Africa, Nigeria, Ghana, and Angola are pushing landmark offshore bidding rounds this year. And offshore development in the Middle East, China, and India is also expected to grow, likely helped along by huge gas deposits that should equate to more oil supply.
The deepwater industry could grow 20 to 25 percent or so over the next three years. Offshore breakevens have been greatly reduced, and consistent profits can be had as prices rise closer to $60 and above. More bullish sentiment entering the market this year will help. Offshore still faces threats if prices pull back into the $40s again and from escalating costs, particularly for drilling rigs and other services.
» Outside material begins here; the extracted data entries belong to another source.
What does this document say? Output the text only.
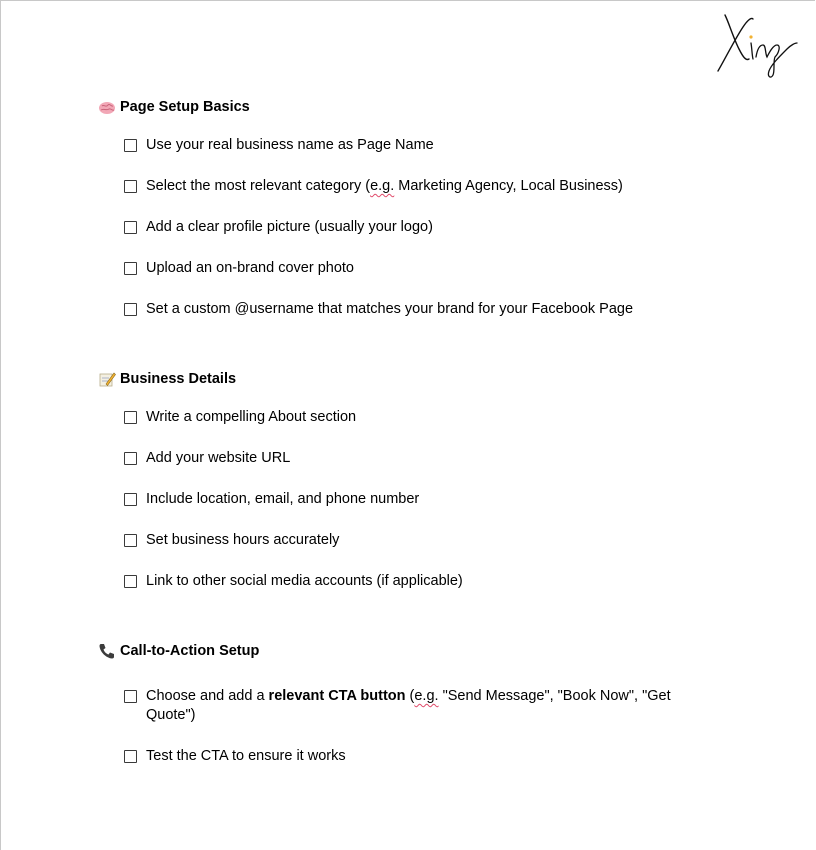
Page Setup Basics
Use your real business name as Page Name
Select the most relevant category (e.g. Marketing Agency, Local Business)
Add a clear profile picture (usually your logo)
Upload an on-brand cover photo
Set a custom @username that matches your brand for your Facebook Page
Business Details
Write a compelling About section
Add your website URL
Include location, email, and phone number
Set business hours accurately
Link to other social media accounts (if applicable)
Call-to-Action Setup
Choose and add a relevant CTA button (e.g. "Send Message", "Book Now", "Get Quote")
Test the CTA to ensure it works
And the industry must be perpetually vigilant to improve environmental performance, as the BP Deepwater Horizon oil spill in 2010 was a disastrous setback.
Yet, offshore technologies are constantly evolving, so it would be wise to not underestimate the industry as most have done with shale. Higher efficiencies and cost reductions are ongoing achievements. And since significant new demand is a steady drumbeat, we are sure to need offshore oil to deliver as much as possible in the years ahead. Offshore is critical to the global supply because the deposits are typically much larger.
Indeed, the full potential for global offshore oil is just now coming to light. Because their offshore deposits sit largely unappraised, most countries do not even know hold much oil they truly possess. For example, the Trump administration is trying to change the fact that some 94 percent of the U.S. Outer Continental Shelf, perhaps holding well over 100 billion barrels, is off-limits to exploration. As more and better seismic testing ensues, massive new offshore oil finds around the globe are quite probable.